Four out of seven Swedish grants to Stockholm University
On 22 April the ERC announced the researchers who will receive Advanced Grants starting in 2021. In total there are 209 grantees from 14 European countries. Seven grants go to researchers in Sweden. Four of these researchers work at Stockholm University – making the university the most successful in Sweden this year in receiving Advanced Grants.
The four grantees from Stockholm University are:
Meike Wagner, Professor of Theater Studies at the Department of Culture and Aesthetics
Christian Broberger, Professor of Neurochemistry at the Department of Biochemistry and Biophysics
Hiranya Peiris, Professor of Astrophysics at the Department of Physics and Director of the Oskar Klein Centre
Lars Pettersson, Professor of Theoretical Chemical Physics at the Department of Physics
The researchers are granted approximately two million euro each over a period of five years.
Below you can read more on Christian Brobergers research project receiving ERC funding.

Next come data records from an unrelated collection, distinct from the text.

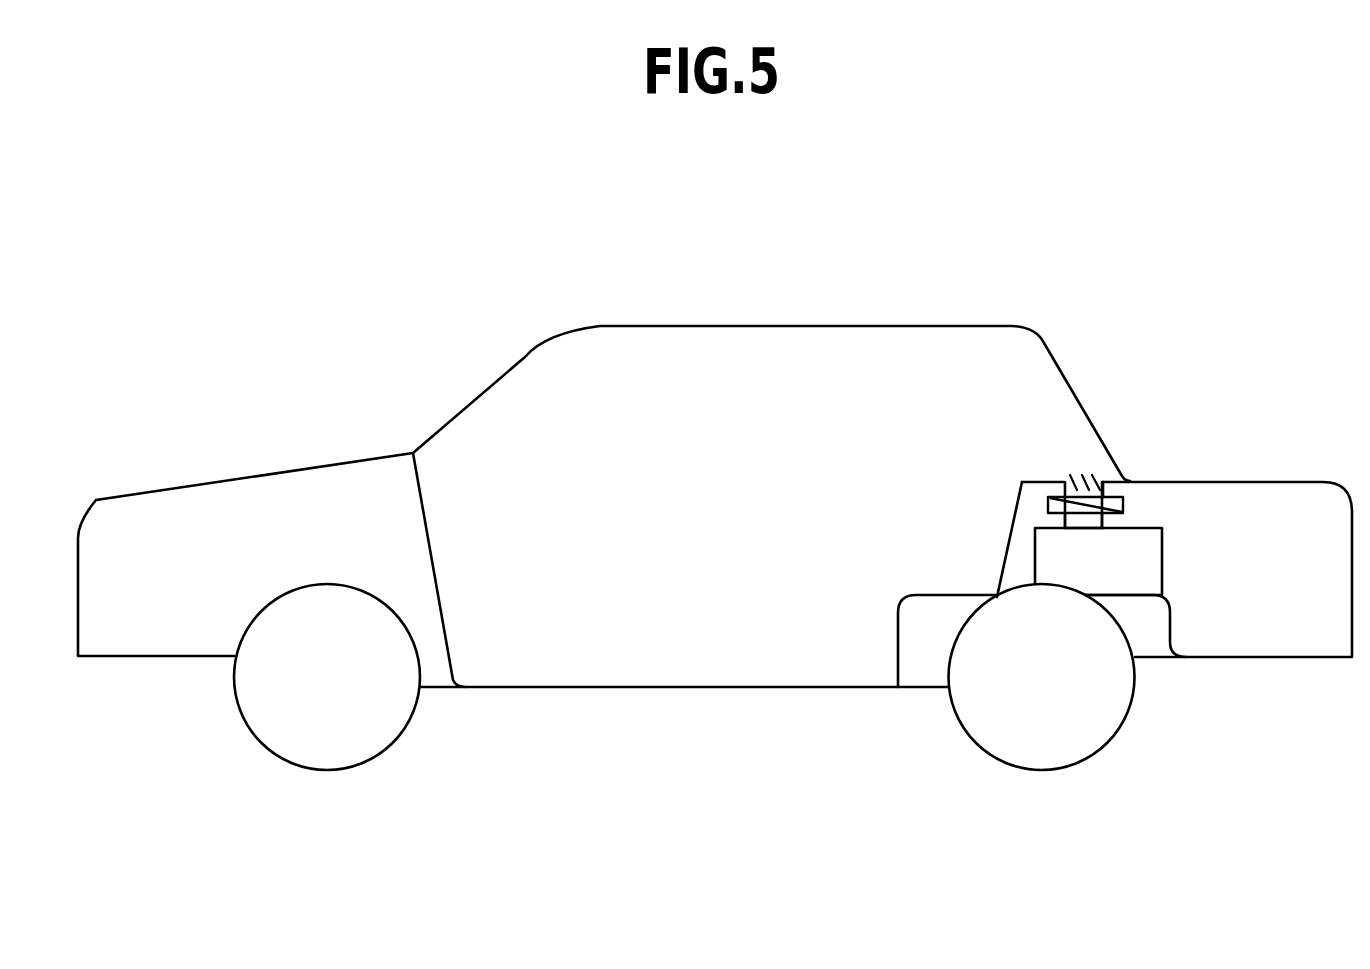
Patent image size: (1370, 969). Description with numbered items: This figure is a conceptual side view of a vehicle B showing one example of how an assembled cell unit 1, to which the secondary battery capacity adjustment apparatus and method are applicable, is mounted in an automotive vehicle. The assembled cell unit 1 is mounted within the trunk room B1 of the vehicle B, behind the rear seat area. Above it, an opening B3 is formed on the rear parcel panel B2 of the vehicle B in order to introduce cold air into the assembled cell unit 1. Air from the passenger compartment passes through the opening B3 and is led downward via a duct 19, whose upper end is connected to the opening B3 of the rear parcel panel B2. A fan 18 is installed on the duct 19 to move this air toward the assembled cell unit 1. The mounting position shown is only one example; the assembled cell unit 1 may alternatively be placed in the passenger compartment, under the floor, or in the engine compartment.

The vehicle B is at (878, 299).
The trunk room B1 is at (1243, 508).
The rear parcel panel B2 is at (1025, 482).
The opening B3 is at (1088, 470).
The fan 18 is at (1048, 502).
The duct 19 is at (1065, 522).
The assembled cell unit 1 is at (1175, 563).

Investigating neuronal networks in brains
Christian Broberger, Professor of Neurochemistry at the Department of Biochemistry and Biophysics, receives and Advanced Grant for the proposed project “E Pluribus Unum: Principles and Plasticity of Electrical Coupling in a Neuronal Network”.
It is well established that neurons communicate by releasing their transmitters over synapses. But it has now become increasingly clear that several of the brain’s cells also are coupled through so-called gap junctions, channels that allow direct communication between the interior of two neurons.
In the ERC-funded project Christian Broberger and his colleagues at the Department of Biochemistry and Biophysics will investigate how gap junctions are regulated and change the ground rules for neuronal networks. In their work, they will make use of a surprising species difference in electrical coupling that they recently demonstrated explains why male mice care for their pups, while rat fathers leave the parental chores to the mother.
“Gap junctions are not found in all neurons, but are strategically distributed in the nervous system, which makes them promising as e.g. drug targets,” says Christian Broberger.